Migrant workers comprise nearly 90 percent of the workforce in the private sector in the UAE. They are denied basic rights such as freedom of association and the right to collective bargaining.
Human Rights Watch urged the UAE government to drastically expand its staff overseeing migrant labor treatment. According to government sources, the ministry of labor employs only 80 inspectors to oversee the activities of nearly 200,000 businesses that sponsor and employ migrant workers.
The UAE government should also reform its labor laws to conform to international standards set by the International Labor Organization, and become a party to the International Convention on the Protection of the Rights of All Migrant Workers and Members of Their Families, Human Rights Watch said.
The UAE is not a party to key international human rights treaties such as the International Covenant on Civil and Political Rights.
Employers routinely deny construction workers their wages. Officials with the UAE Permanent Committee for Labor and Immigration told Human Rights Watch that last year alone, nearly 20,000 workers filed complaints with the government about the non-payment of wages and labor camp conditions.

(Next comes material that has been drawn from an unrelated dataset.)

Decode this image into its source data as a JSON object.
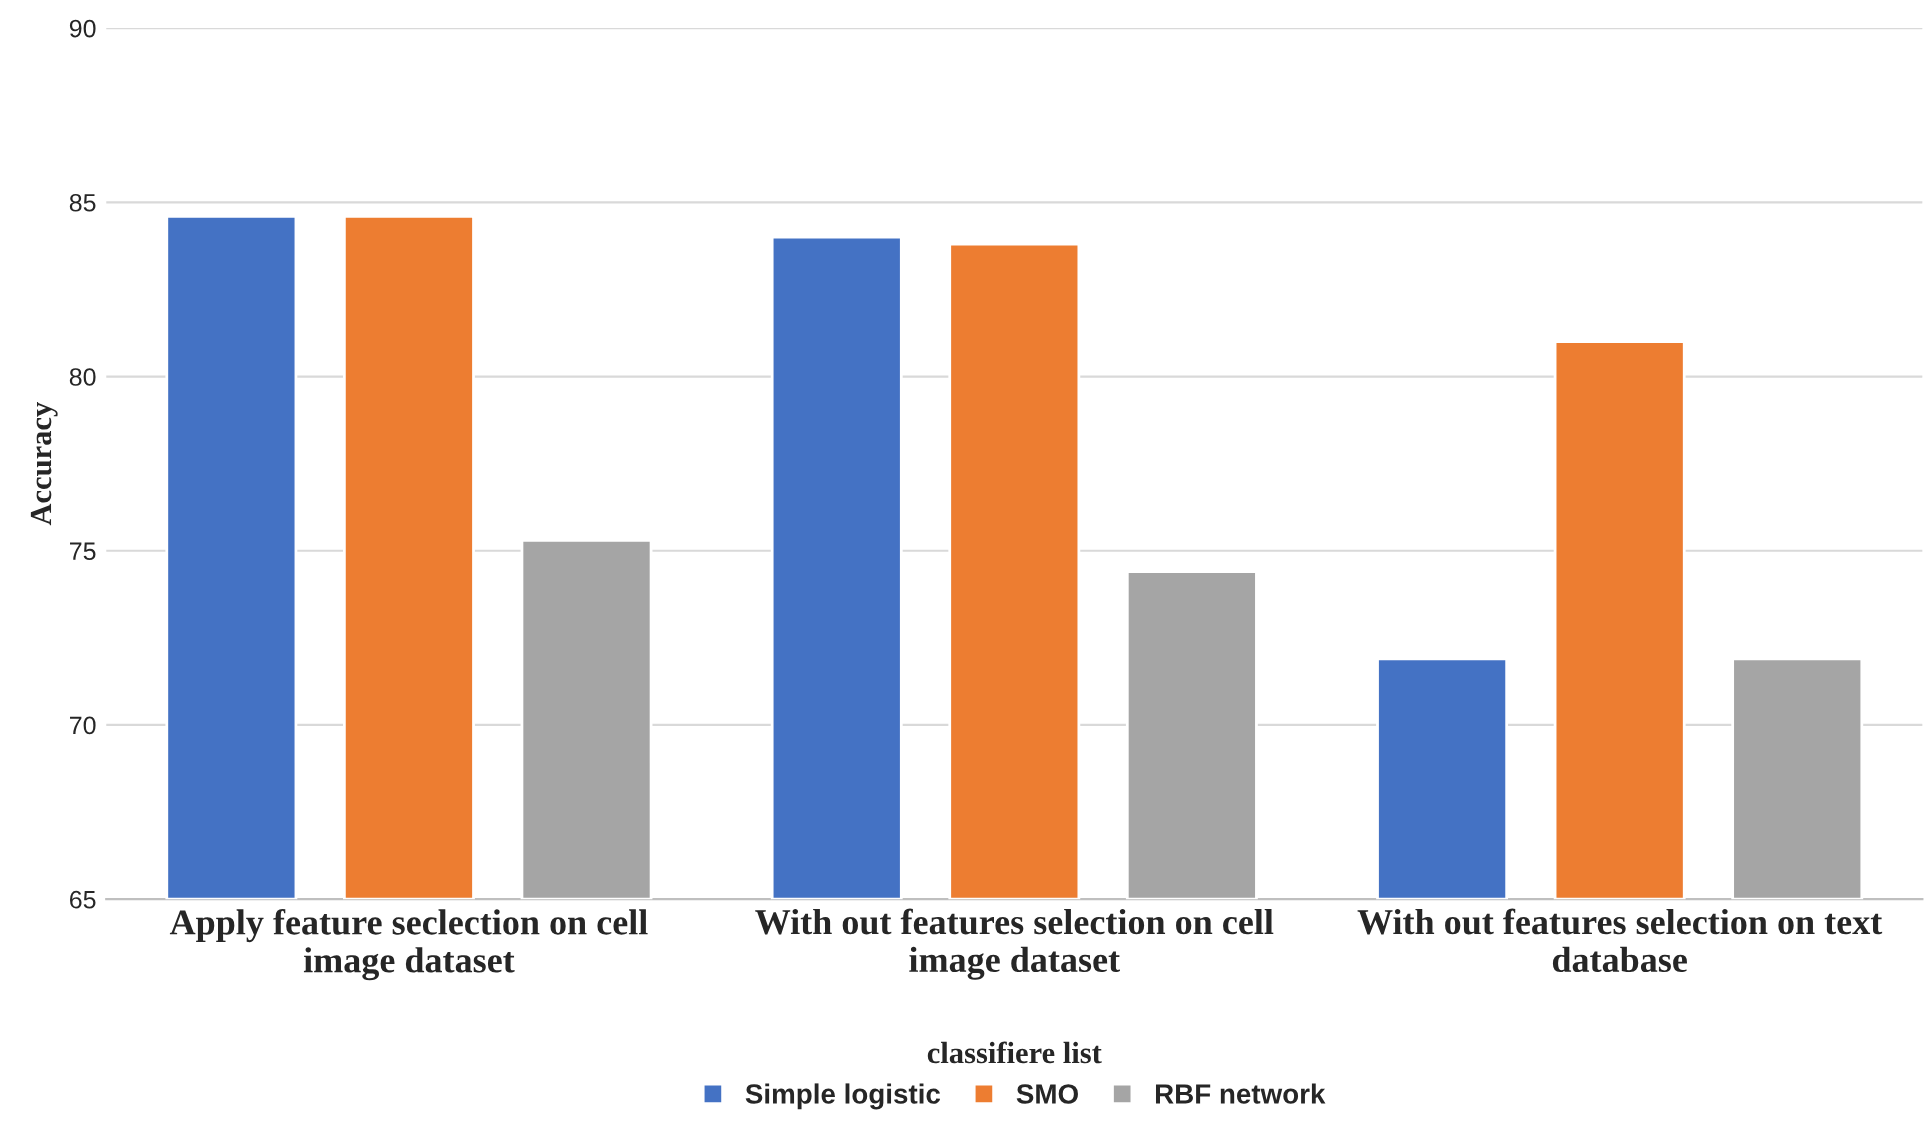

Most construction workers secure work in the UAE by taking loans from recruiting agencies in their home country. A typical construction worker uses a large portion of his wages towards repayment of such loans on a monthly basis, and without wages he falls further into debt. The result is virtual debt bondage.
Death and injury at the workplace are also on the rise. Independent research published in local media found that as many as 880 deaths occurred at construction sites in 2004. These numbers were compiled by surveying embassies of countries that have large number of workers in the UAE. Government figures contrast sharply with these findings, stating that the total number of deaths in 2004 was only 34.
“The government is turning a blind eye to a huge problem,” said Whitson. “If it doesn’t start taking drastic new steps to improve conditions, further unrest seems inevitable.”
The governments of the United States, the European Union, and Australia are currently negotiating free trade agreements with the UAE. Human Rights Watch called on these governments to require improvement of UAE’s labor practices and legal standards before signing such agreements. Human Rights Watch also urged these governments to include in any free trade agreements reached with the UAE strong, enforceable workers’ rights provisions that require parties’ labor laws to meet international standards, and the effective enforcement of those laws.
Human Rights Watch recently conducted a fact-finding mission on the conditions of migrant workers in the UAE and will be releasing its full findings in the next few months.